I was looking back at some older entries about how my parents sucked and I wanted to move out...now I STILL wanna move out, I'm sick of having to clean the house but my parents really aren't bad at all. I love my parents but I guess I was having a bad day and I was fed up with the fact they wouldn't let me do something as simple as painting my nails black...but I can do that now, and it didn't take much to convince them that I could. I mean, I may hate cleaning the kitchen, and I may fight over stupid things with them occasionally but they're always there for me, they're incredibly supportive (except of my drum playing), and they do everything they can to keep me happy when I rarely do anything for them. I feel bad, I'll admit I do, but I never try to fix it, I never try to make it better, I continue to get stuff for nothing, it's been that way my whole life. I'm so used to being spoiled that I don't do anything for them.

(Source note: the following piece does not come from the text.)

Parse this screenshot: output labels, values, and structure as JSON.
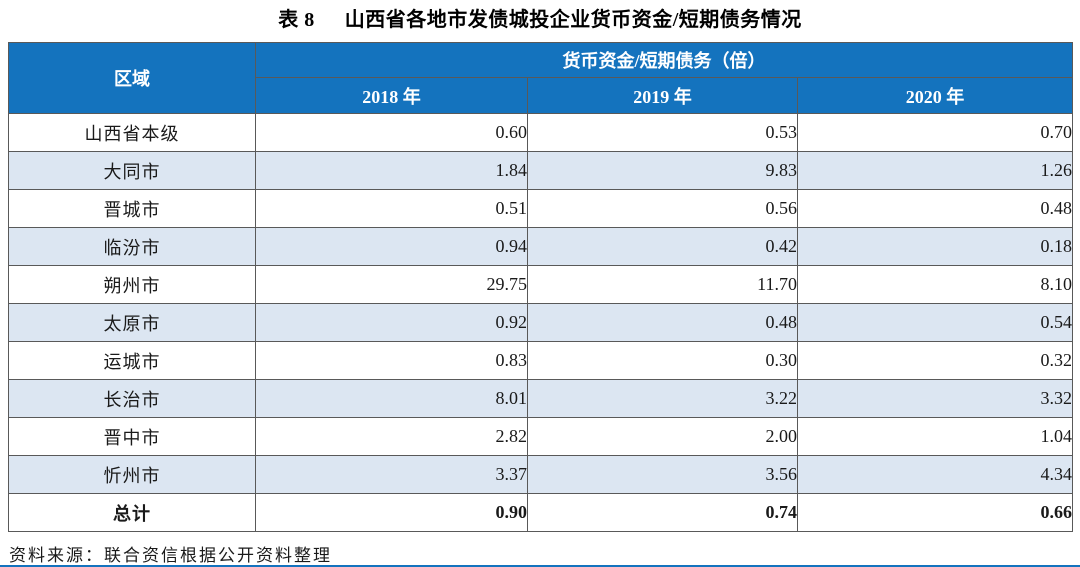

Last night my friend Shelly asked if I had a new years resolution, last night I didn't but now I think I have one...I'm going to give back to the people who give to me, I've gotten so much from family but I sit on my ass and do nothing except a 'thank you' and a hug and kiss. Maybe I can get rid of some of this guilt I have towards them.

So, in conclusion, I don't hate my parents, in fact I'd even go as far as saying they're some of the best parents out there. Not just for giving me things but because they're ALWAYS there, I can tell them anything and they won't yell (much) and they love me more than I think anyone else does.

I really am appreciative of all they've done, and I'd go back and delete that entry but where's the point in that? It was how I felt that day, I don't feel that way anymore and I'm glad I got over it. Although I'm sure the time will come again, but right now, I love my parents, and I always will, even with a random outburst of "fuck you"'s and screaming.